The Church in Wales (CIW) is planning to expand the number of religious schools as part of a radical vision for the future of the country's faith-based education.
The ambitious pledge is set out in a wide-ranging review that aims to dispel myths about church education and capitalise on school reorganisation by local authorities.
More than 21,000 children are already educated in CIW schools under voluntary-aided, voluntary-controlled or foundation agreements despite falling school rolls across the country.
But the CIW Education Review Group concluded that the relationship between the church and Wales's education system is unclear and needs to be formalised.
The group called on the Assembly government and religious representatives to produce formal guidance on the role of faith in schools and urged for an end to the term "faith school", which it described as judgmental and unclear.
Under the review recommendations a new body would be set up to establish a formal church educational policy, keep a database of CIW schools and develop a national training scheme for heads.
Dr Philip Dixon, director of the Association of Teachers and Lecturers Cymru, said church schools had become "semi-detached" from the rest of education and welcomed a dialogue on their future.
Members of the review group vowed that the church's partnership with the state education system would be dynamic and prepared to embrace change.
"The group is committed to a view of the CIW's contribution to the national education system that is growing, not declining," they said.
One in 10 primaries in Wales are already managed by the CIW but under the plans many more English and Welsh-medium institutions may open across the country.
The review cited evidence from the Fischer Family Trust that showed CIW schools achieved slightly higher value-added scores in core subjects at key stage 2 than other primaries.
In a bid to dispel myths about church education it also reviewed admissions criteria for CIW primary schools.

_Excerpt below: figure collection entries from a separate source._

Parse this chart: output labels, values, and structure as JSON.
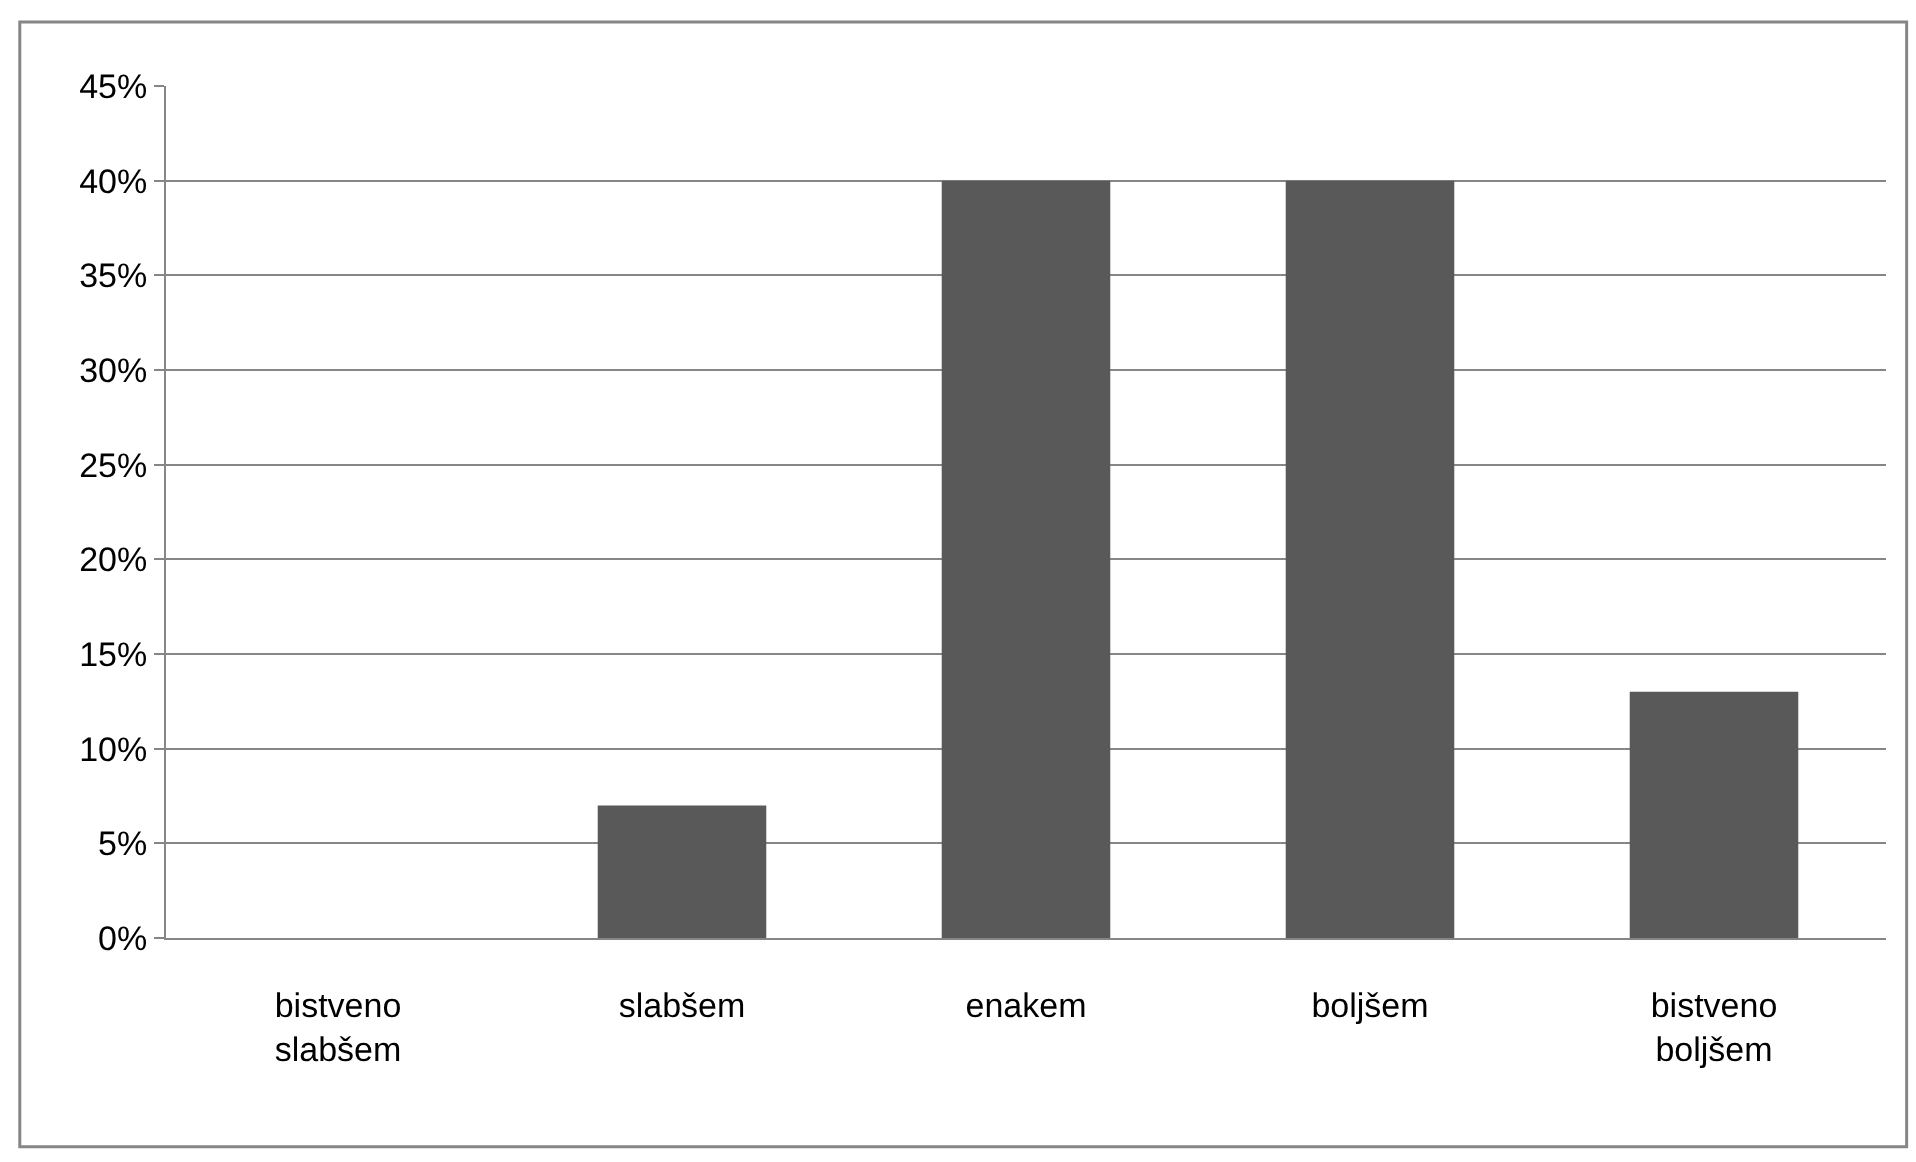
{
  "chart_data": {
    "type": "bar",
    "categories": [
      "bistveno slabšem",
      "slabšem",
      "enakem",
      "boljšem",
      "bistveno boljšem"
    ],
    "values": [
      0,
      7,
      40,
      40,
      13
    ],
    "color": "#595959",
    "ylim": [
      0,
      45
    ],
    "yticks": [
      {
        "value": 0,
        "label": "0%"
      },
      {
        "value": 5,
        "label": "5%"
      },
      {
        "value": 10,
        "label": "10%"
      },
      {
        "value": 15,
        "label": "15%"
      },
      {
        "value": 20,
        "label": "20%"
      },
      {
        "value": 25,
        "label": "25%"
      },
      {
        "value": 30,
        "label": "30%"
      },
      {
        "value": 35,
        "label": "35%"
      },
      {
        "value": 40,
        "label": "40%"
      },
      {
        "value": 45,
        "label": "45%"
      }
    ],
    "grid": "y"
  }
}
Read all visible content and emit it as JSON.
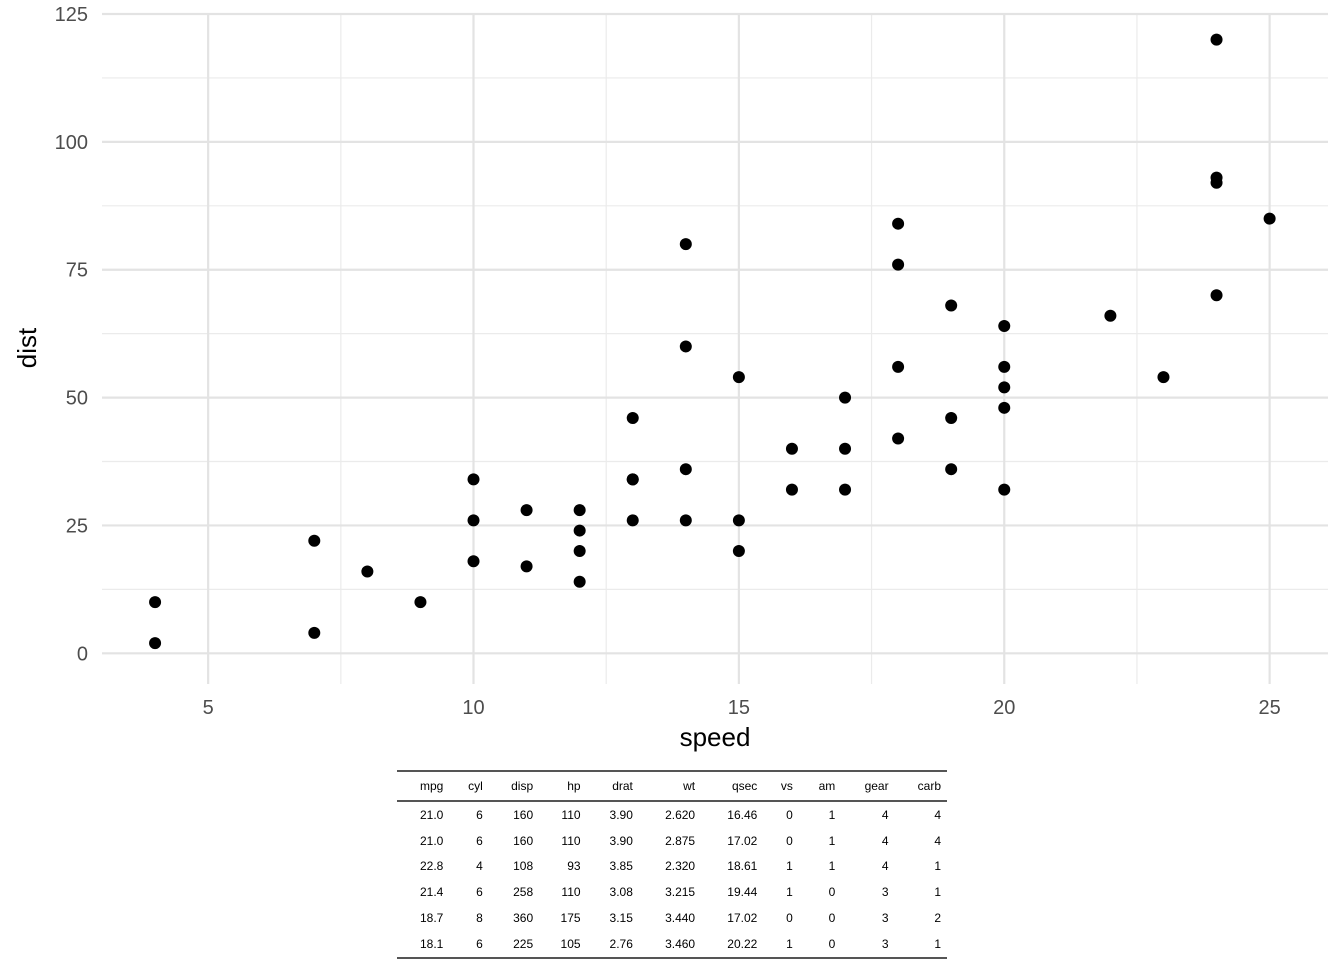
{
  "chart_data": {
    "type": "scatter",
    "xlabel": "speed",
    "ylabel": "dist",
    "xlim": [
      3,
      26.1
    ],
    "ylim": [
      -6,
      125
    ],
    "xticks": [
      5,
      10,
      15,
      20,
      25
    ],
    "yticks": [
      0,
      25,
      50,
      75,
      100,
      125
    ],
    "grid": true,
    "point_color": "#000000",
    "points": [
      [
        4,
        2
      ],
      [
        4,
        10
      ],
      [
        7,
        4
      ],
      [
        7,
        22
      ],
      [
        8,
        16
      ],
      [
        9,
        10
      ],
      [
        10,
        18
      ],
      [
        10,
        26
      ],
      [
        10,
        34
      ],
      [
        11,
        17
      ],
      [
        11,
        28
      ],
      [
        12,
        14
      ],
      [
        12,
        20
      ],
      [
        12,
        24
      ],
      [
        12,
        28
      ],
      [
        13,
        26
      ],
      [
        13,
        34
      ],
      [
        13,
        34
      ],
      [
        13,
        46
      ],
      [
        14,
        26
      ],
      [
        14,
        36
      ],
      [
        14,
        60
      ],
      [
        14,
        80
      ],
      [
        15,
        20
      ],
      [
        15,
        26
      ],
      [
        15,
        54
      ],
      [
        16,
        32
      ],
      [
        16,
        40
      ],
      [
        17,
        32
      ],
      [
        17,
        40
      ],
      [
        17,
        50
      ],
      [
        18,
        42
      ],
      [
        18,
        56
      ],
      [
        18,
        76
      ],
      [
        18,
        84
      ],
      [
        19,
        36
      ],
      [
        19,
        46
      ],
      [
        19,
        68
      ],
      [
        20,
        32
      ],
      [
        20,
        48
      ],
      [
        20,
        52
      ],
      [
        20,
        56
      ],
      [
        20,
        64
      ],
      [
        22,
        66
      ],
      [
        23,
        54
      ],
      [
        24,
        70
      ],
      [
        24,
        92
      ],
      [
        24,
        93
      ],
      [
        24,
        120
      ],
      [
        25,
        85
      ]
    ]
  },
  "table": {
    "columns": [
      "mpg",
      "cyl",
      "disp",
      "hp",
      "drat",
      "wt",
      "qsec",
      "vs",
      "am",
      "gear",
      "carb"
    ],
    "rows": [
      [
        "21.0",
        "6",
        "160",
        "110",
        "3.90",
        "2.620",
        "16.46",
        "0",
        "1",
        "4",
        "4"
      ],
      [
        "21.0",
        "6",
        "160",
        "110",
        "3.90",
        "2.875",
        "17.02",
        "0",
        "1",
        "4",
        "4"
      ],
      [
        "22.8",
        "4",
        "108",
        "93",
        "3.85",
        "2.320",
        "18.61",
        "1",
        "1",
        "4",
        "1"
      ],
      [
        "21.4",
        "6",
        "258",
        "110",
        "3.08",
        "3.215",
        "19.44",
        "1",
        "0",
        "3",
        "1"
      ],
      [
        "18.7",
        "8",
        "360",
        "175",
        "3.15",
        "3.440",
        "17.02",
        "0",
        "0",
        "3",
        "2"
      ],
      [
        "18.1",
        "6",
        "225",
        "105",
        "2.76",
        "3.460",
        "20.22",
        "1",
        "0",
        "3",
        "1"
      ]
    ]
  }
}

It found that three-quarters gave priority to children who lived in the local area as opposed to whether their parents attended church.
A small survey undertaken for the review found that parents chose church schools because of their distinctive Christian character and their perceived "high standards".
But Dr Dixon said parental demand for a religious education should be the primary reason for setting up a new church school.
"They would have to establish that the demand was not about creating a selective education that excludes different classes, creeds or intellectual abilities," he said.
The review admitted that some CIW schools did not adequately promote their religious work.
"It is disappointing that so little space is given to these topics in many (school) brochures other than bland statements about the vicar coming in to school," it said.
A further proposal is to put the new church education body in charge of Section 50 inspections of the Christian character of CIW schools, which are currently overseen by faith inspectorate Gwella.
This includes inspection of collective worship, religious education, spiritual and moral development, and personal, social and environmental education.
The Reverend Edwin Counsell, education adviser for the CIW, believes the review group's report has come at a critical time.
"We have long felt that our schools make a positive contribution to the development of pupils," he said. "This report has, for the first time, started to measure that impact."
A spokesperson for the Assembly government said it would consider the recommendations and respond in due course.